Investors in Nestlé, for example, led a resolution to encourage management to make their products healthier, while a group of investors in global food companies like PepsiCo, Coca-Cola and Mondelez called on the sector to be more transparent about how harmful their products are. “That is a positive trend,” Marfany says.

Another social issue where Share Action does not want investors to lose momentum is low pay. Marfany claims that some retailers are not paying a living wage to millions of workers.

“It leaves people unable to keep the lights on, heat their homes, pay the rent and struggle to feed themselves,” she adds, pointing to research that shows two in five low paid workers regularly skip meals.

Marfany is pleased that investors are taking “a responsible attitude” to the issue and recognise the systemic implications for their portfolios.
“It hinders productivity, drives inequality and places additional resource burdens on the state, which is highly constrained as things stand.”

Share Action wants investors to drive higher standards in the UK’s retail sector to pay a real living wage, whether that’s delivery drivers, cleaners, people on the shop floor or in the warehouse.
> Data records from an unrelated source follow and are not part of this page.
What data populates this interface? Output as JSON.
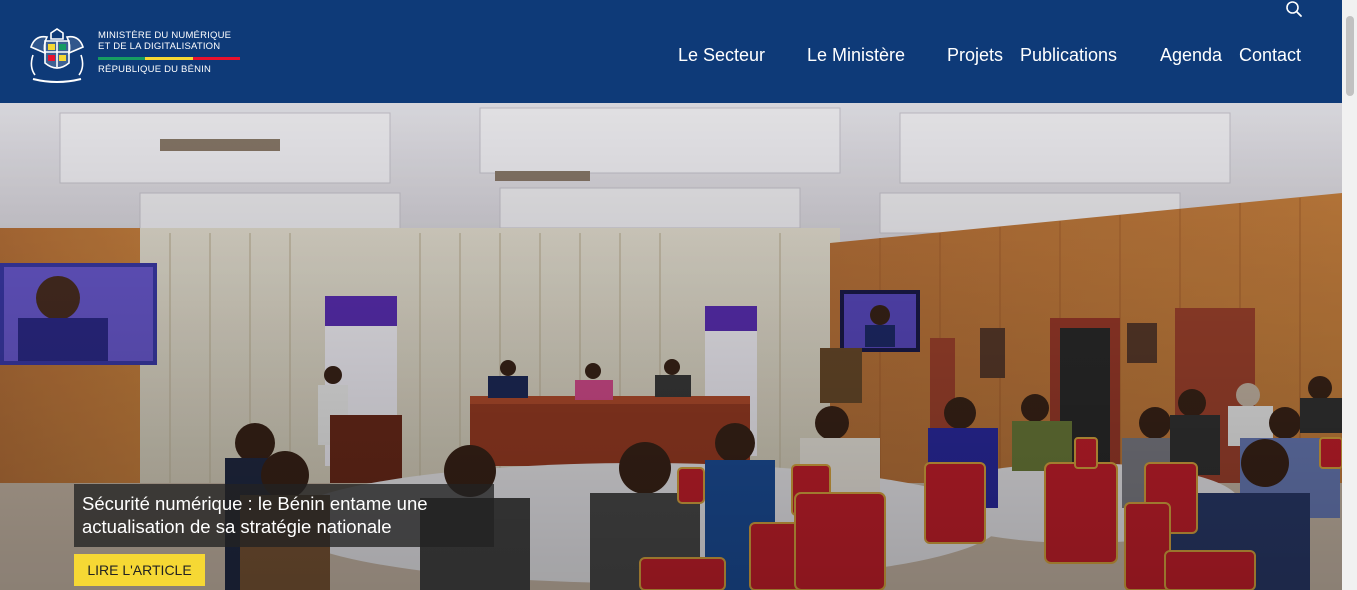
{
  "header": {
    "logo": {
      "line1": "MINISTÈRE DU NUMÉRIQUE",
      "line2": "ET DE LA DIGITALISATION",
      "line3": "RÉPUBLIQUE DU BÉNIN",
      "flag_colors": [
        "#169b62",
        "#f6d834",
        "#e8112d"
      ]
    },
    "search_icon": "search-icon",
    "nav": {
      "secteur": "Le Secteur",
      "ministere": "Le Ministère",
      "projets": "Projets",
      "publications": "Publications",
      "agenda": "Agenda",
      "contact": "Contact"
    },
    "background_color": "#0e3a78"
  },
  "hero": {
    "headline": "Sécurité numérique : le Bénin entame une actualisation de sa stratégie nationale",
    "cta_label": "LIRE L'ARTICLE",
    "cta_color": "#f6d834"
  }
}
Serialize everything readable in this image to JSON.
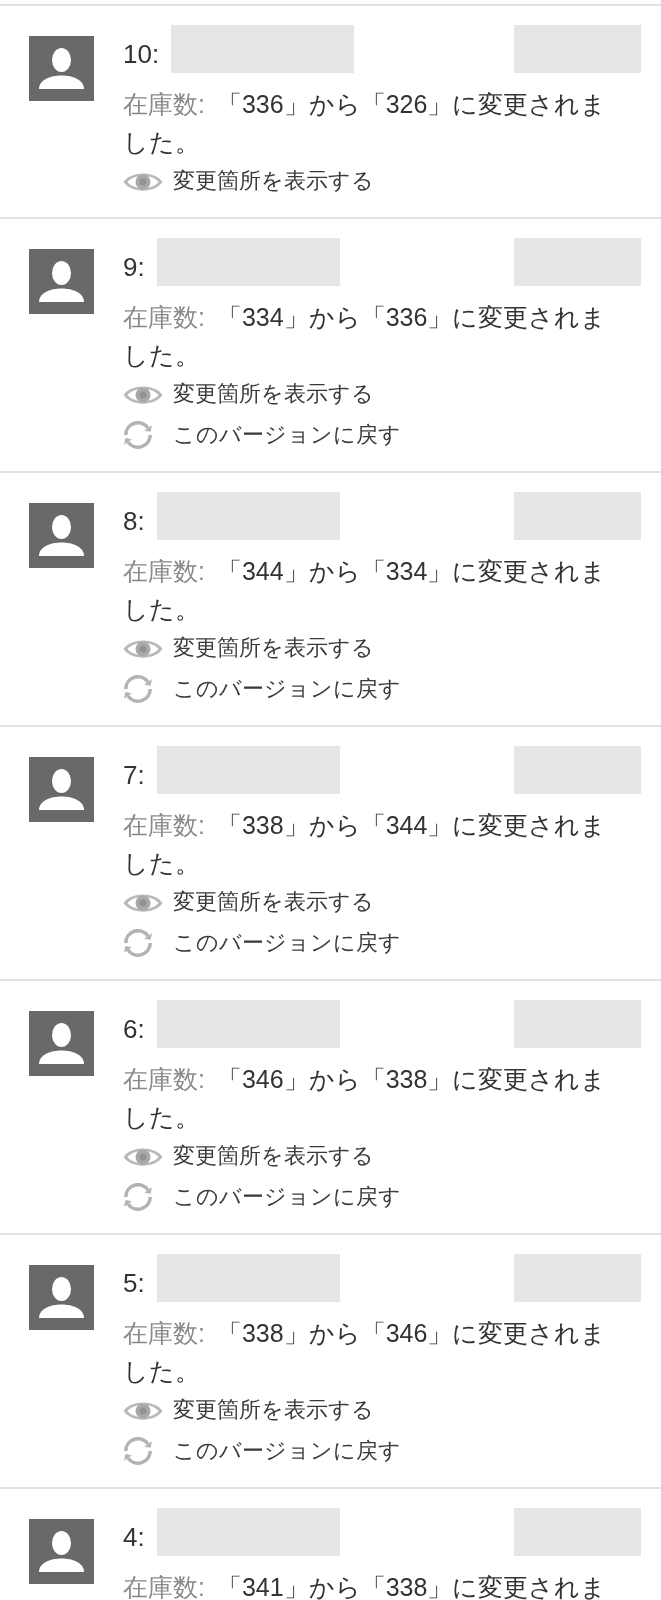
{
  "revisions": [
    {
      "number": "10:",
      "field_label": "在庫数:",
      "message": "「336」から「326」に変更されました。",
      "actions": [
        {
          "kind": "view_changes",
          "label": "変更箇所を表示する"
        }
      ]
    },
    {
      "number": "9:",
      "field_label": "在庫数:",
      "message": "「334」から「336」に変更されました。",
      "actions": [
        {
          "kind": "view_changes",
          "label": "変更箇所を表示する"
        },
        {
          "kind": "revert",
          "label": "このバージョンに戻す"
        }
      ]
    },
    {
      "number": "8:",
      "field_label": "在庫数:",
      "message": "「344」から「334」に変更されました。",
      "actions": [
        {
          "kind": "view_changes",
          "label": "変更箇所を表示する"
        },
        {
          "kind": "revert",
          "label": "このバージョンに戻す"
        }
      ]
    },
    {
      "number": "7:",
      "field_label": "在庫数:",
      "message": "「338」から「344」に変更されました。",
      "actions": [
        {
          "kind": "view_changes",
          "label": "変更箇所を表示する"
        },
        {
          "kind": "revert",
          "label": "このバージョンに戻す"
        }
      ]
    },
    {
      "number": "6:",
      "field_label": "在庫数:",
      "message": "「346」から「338」に変更されました。",
      "actions": [
        {
          "kind": "view_changes",
          "label": "変更箇所を表示する"
        },
        {
          "kind": "revert",
          "label": "このバージョンに戻す"
        }
      ]
    },
    {
      "number": "5:",
      "field_label": "在庫数:",
      "message": "「338」から「346」に変更されました。",
      "actions": [
        {
          "kind": "view_changes",
          "label": "変更箇所を表示する"
        },
        {
          "kind": "revert",
          "label": "このバージョンに戻す"
        }
      ]
    },
    {
      "number": "4:",
      "field_label": "在庫数:",
      "message": "「341」から「338」に変更されま"
    }
  ]
}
These are the issues the campaigner would like regulators and investors to work on next year with Marfany starting to see a “growing body of evidence” about their long-term financial impacts.

A fresh start

Those working to build a more sustainable future suffered a series of setbacks in 2024 as the world appeared to be full of ecological disasters and corporate scandals.

The outcome of certain elections only adds to the pressure on sustainable-led investors and those working to create fairer societies where people can be treated with dignity and respect.

Yet have the events of last year only served to harden investors’ belief in what they are working to achieve while paying pensions?


Environment, social and governance-led strategies may be maturing and no longer considered niche, but they still have a fight on their hands.

Nature, climate and regulation appear to be the main battlefields in making sure that the coming year is not a repeat of 2024.